Skill systems are sometimes a good idea
Last year I wrote that skill systems aren't always a good idea. That piece primarily advocates the old-school approach to handling character interaction with the environment, in which the players' descriptions of what their characters try to do determines what they find, rather than the result of a roll. Since I wrote that I've left behind the D&D ghetto[1. "D&D ghetto" isn't supposed to be derogatory in this use, just descriptive. mxyzplk describes the D&D ghetto well and fairly: "It’s the only game they know, or the only game they’ve played, or the only game they can find a group to play. ... As a result, many different groups try to get their favorite jones – deep immersion, or gritty realism, or cinematic cool, or gamist challenge – using it." The upshot is that many people "know" that D&D does their play style just fine and can't imagine it being flawed, or that there could be any point to using any other system. I know—I speak from experience!] and have used different systems, most of which include skill systems. Many of these I've enjoyed, and I've found that the inclusion of perception- or search-type skills haven't harmed the immersion I aim for or dissuaded players from creatively interacting with the environment. I wasn't able to put my finger on the difference between "bad" uses of skill systems and "good" uses, and it's been nagging at me for a while.

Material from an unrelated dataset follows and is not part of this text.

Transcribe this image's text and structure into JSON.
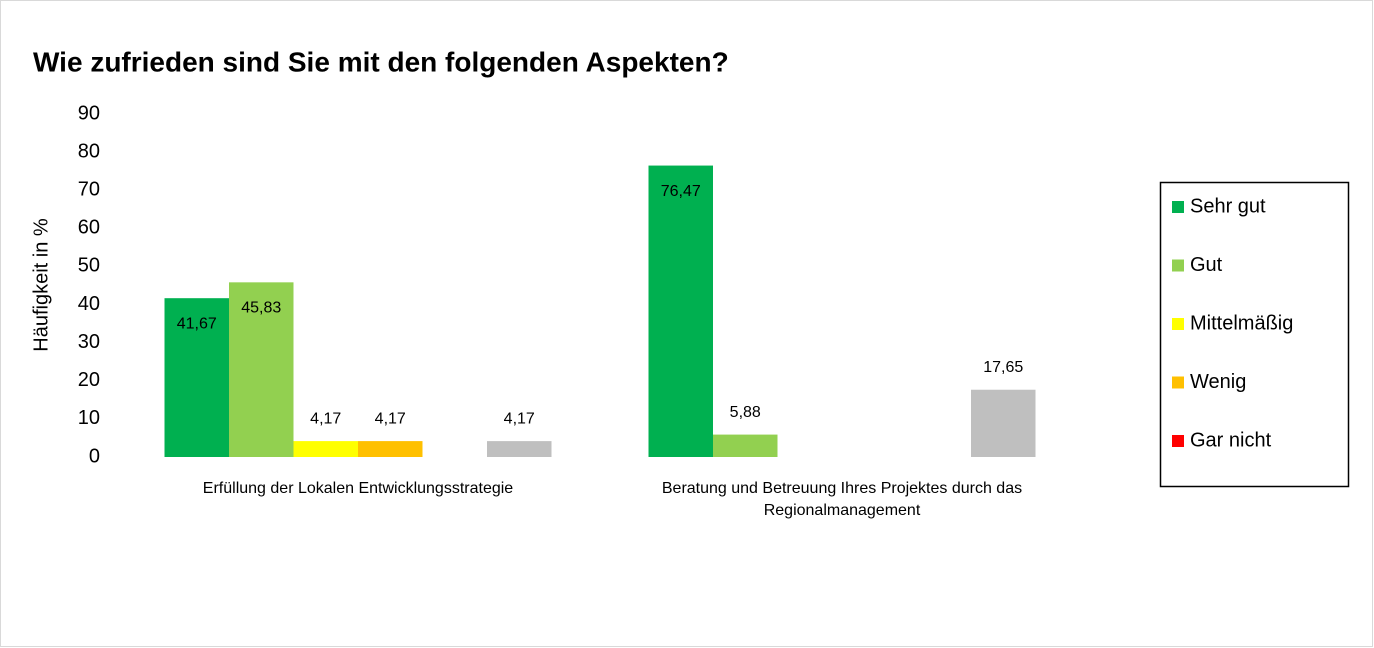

Randall's post Old School Gaming and Skills at the RetroRoleplaying Blog made me realise what the difference is. The key is what I call a "fiction first"[1. The term "fiction first" is clumsy. Coming up with pithy names has never been my strength, but I haven't been able to find an established term for it. If anyone knows of a good set of terms for games that use the mechanics to represent the fiction, and games that treat the mechanics as the "physics" that determines the fiction, I'd love to read about it.] approach to gameplay: the player describes what their character is doing in ficitonal terms, and only then does the GM call for an appropriate check. The difference between old-school play with and without skills is just in how the GM follows-up the player's narration. In a system with skills, a skill roll can be used to decide where the game goes next; in a system without skills, the GM follows up with additional information, and questions that refine how the character proceeds in their intent.
What made it click for me is that defining the fictional actions first, and only then figuring out what skill(s) to use and how hard it will be, is a central and system-critical feature of how the Burning Wheel's skill system functions. I realise now that much of the "bookkeeping" feel of my last session of Burning Wheel was due to my missing this point. We didn't tend to describe the really high-level events of that session that spanned months, instead just figuring out what the next step in the plan was and sorting out the mechanics to get it done. It felt like bookkeeping sometimes because at those points we were just handling mechanics without any related narration. Although it's not an old-school system, the danger that skipping narrative opportunities presents is the same in that it relies on the narrative just as much—if in a different way—than old-school play does.